The reason agents can't do for law or medicine or enterprise operations what they can do for code comes down to the same property that makes code easy: those fields don't have a "run" button. There's no way for an agent to try something, check instantly whether it worked, and iterate without a human evaluating each attempt. In code, the compiler is the oracle. In law, the oracle is a judge, and you wait months. In medicine, the oracle is the patient's outcome, and you might wait years. In enterprise operations, "correct" involves regulations, audits, contracts, and processes that run across teams and time zones with exceptions that are the real work, not edge cases.
However, the thing I keep noticing is how quickly parts of this gap are closing. Financial compliance and fraud detection already run in tight automated loops - flag, investigate, resolve - with humans overseeing rather than doing each step. Medical imaging is getting to the point where an agent can check its own work because the output is visual and verifiable against known patterns. Infrastructure and deployment are already nearly as automated as writing code, because they have the same structural properties (deterministic, scriptable, testable). In each case, someone built a way to check the agent's output fast and cheaply, and once that existed, the same code-like pattern kicked in: agents iterate, humans provide context and judgment.

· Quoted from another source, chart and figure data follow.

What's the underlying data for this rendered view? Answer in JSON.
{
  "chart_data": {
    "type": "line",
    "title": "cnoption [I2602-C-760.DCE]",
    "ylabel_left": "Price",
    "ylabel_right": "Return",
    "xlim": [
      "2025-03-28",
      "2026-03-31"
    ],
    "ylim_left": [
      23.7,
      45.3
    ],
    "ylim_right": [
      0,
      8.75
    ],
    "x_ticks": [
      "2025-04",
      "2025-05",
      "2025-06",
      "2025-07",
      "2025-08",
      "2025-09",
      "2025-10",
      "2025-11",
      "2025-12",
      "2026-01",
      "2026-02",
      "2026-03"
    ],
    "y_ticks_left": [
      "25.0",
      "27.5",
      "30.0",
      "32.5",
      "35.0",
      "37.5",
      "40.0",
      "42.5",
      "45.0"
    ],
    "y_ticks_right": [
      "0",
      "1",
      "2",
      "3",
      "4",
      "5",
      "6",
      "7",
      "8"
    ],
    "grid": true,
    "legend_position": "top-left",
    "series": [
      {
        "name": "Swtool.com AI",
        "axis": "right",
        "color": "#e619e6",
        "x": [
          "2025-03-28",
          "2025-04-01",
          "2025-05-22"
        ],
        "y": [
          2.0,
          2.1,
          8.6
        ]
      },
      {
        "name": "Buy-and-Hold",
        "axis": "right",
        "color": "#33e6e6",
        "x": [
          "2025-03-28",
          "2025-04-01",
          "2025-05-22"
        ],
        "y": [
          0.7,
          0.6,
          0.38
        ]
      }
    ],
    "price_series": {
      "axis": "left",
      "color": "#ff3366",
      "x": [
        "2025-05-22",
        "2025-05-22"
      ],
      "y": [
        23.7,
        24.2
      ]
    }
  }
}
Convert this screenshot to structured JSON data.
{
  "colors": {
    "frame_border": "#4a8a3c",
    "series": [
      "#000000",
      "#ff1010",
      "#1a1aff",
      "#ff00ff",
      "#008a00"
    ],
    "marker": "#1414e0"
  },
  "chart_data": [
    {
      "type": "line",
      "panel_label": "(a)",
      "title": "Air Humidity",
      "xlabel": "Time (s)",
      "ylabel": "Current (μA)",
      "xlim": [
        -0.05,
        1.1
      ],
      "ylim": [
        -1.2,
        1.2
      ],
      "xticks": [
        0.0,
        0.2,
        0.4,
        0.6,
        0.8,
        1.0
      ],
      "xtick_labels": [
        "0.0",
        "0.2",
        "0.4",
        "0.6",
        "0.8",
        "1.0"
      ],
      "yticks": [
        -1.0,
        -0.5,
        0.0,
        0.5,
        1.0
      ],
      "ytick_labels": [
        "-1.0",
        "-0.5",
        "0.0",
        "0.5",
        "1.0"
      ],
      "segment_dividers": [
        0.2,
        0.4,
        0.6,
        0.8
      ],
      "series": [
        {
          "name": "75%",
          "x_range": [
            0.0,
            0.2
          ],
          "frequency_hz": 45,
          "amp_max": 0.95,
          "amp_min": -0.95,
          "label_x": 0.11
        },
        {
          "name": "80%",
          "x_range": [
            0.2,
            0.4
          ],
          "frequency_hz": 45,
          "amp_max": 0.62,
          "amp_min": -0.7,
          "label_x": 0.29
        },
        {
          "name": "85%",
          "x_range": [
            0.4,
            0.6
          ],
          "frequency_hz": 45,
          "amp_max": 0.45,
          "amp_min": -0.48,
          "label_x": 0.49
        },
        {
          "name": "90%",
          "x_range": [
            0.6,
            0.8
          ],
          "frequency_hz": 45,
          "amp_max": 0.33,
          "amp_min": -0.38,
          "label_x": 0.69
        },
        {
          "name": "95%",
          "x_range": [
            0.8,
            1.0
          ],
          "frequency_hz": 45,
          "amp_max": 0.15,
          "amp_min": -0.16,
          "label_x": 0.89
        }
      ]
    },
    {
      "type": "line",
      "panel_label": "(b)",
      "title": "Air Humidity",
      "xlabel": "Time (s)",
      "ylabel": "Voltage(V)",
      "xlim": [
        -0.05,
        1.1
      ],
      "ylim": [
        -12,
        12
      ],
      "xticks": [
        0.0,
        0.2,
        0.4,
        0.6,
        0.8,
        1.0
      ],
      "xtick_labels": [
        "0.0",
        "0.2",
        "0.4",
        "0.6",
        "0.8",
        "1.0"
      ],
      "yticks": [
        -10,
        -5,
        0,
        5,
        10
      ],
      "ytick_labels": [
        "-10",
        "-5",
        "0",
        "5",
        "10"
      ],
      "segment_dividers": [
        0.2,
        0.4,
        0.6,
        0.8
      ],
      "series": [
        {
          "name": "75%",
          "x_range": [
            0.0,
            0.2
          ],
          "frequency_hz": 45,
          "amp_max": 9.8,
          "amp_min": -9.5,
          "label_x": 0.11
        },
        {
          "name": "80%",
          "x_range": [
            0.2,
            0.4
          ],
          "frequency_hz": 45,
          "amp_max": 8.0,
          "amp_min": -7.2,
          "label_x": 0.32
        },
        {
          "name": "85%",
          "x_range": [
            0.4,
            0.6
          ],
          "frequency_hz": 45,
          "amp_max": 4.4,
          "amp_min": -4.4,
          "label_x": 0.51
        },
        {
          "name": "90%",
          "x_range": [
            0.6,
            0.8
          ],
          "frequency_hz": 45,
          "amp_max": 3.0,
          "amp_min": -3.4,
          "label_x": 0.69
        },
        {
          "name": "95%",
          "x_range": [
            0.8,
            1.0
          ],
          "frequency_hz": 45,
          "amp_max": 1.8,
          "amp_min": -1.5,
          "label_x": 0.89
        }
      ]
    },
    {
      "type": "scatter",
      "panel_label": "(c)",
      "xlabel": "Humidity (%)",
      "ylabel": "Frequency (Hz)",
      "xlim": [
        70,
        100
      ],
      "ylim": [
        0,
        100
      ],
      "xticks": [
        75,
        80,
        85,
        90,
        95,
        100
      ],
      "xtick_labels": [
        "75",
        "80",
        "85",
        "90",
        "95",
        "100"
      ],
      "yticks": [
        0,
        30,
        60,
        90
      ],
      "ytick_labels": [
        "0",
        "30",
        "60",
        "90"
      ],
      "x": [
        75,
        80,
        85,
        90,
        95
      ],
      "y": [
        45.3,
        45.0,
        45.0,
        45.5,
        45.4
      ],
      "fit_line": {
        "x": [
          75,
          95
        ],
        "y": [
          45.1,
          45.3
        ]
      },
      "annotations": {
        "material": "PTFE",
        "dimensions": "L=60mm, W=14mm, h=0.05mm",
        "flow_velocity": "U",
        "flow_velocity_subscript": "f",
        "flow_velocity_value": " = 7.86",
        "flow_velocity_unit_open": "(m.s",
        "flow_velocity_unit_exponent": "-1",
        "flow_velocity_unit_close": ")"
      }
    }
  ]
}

I think this is the real frontier for AI, and it's not getting enough attention. The hard problem isn't making code generation better - it's giving other domains the same structural advantages that code has always had. That means building verification systems for fields where "correct" has always been a slow, expensive, human-dependent judgment call. Some of these are years away. Some are closer than people think. The sequence is predictable even if the exact timing isn't: the closer a field gets to having its own version of "try it, check it, iterate," the faster agents will take over the mechanical parts of the work there too.
Of course, there's a deeper question underneath this: whether every domain can be made verifiable in the first place. Code has a compiler because code is formal - rigid syntax, defined semantics, a machine that evaluates it against a spec. That's a property of the domain, not something anyone invented. It's not obvious you can build an equivalent for whether a piece of legal advice is sound, or whether a therapist's response was appropriate, or whether a product strategy is good. Some kinds of "correct" might be inherently resistant to automated checking - not because we haven't built the tooling, but because the judgment is genuinely subjective and can't be reduced to pass or fail. I don't have a clean answer to this. It's possible that a large chunk of knowledge work sits permanently on the wrong side of a line that code happens to be on the right side of. It's also possible we'll find clever proxies that get us most of the way there. But it's worth being honest that "build compilers for everything" is a harder problem than it sounds, because some things might not compile.
In my experience, the people making the most progress on this don't work at AI labs. They work in healthcare, finance, legal tech, logistics, and manufacturing, because they're the ones who understand what "correct" means in their specific domain. Which is the whole point of this post: domain expertise is becoming the primary input for agents everywhere, not just in software. The people who always had the knowledge but never had the right abstraction layer are the ones this moment is really for. Code was the middleman, and the middleman's job turned out to be the easiest thing an agent can do.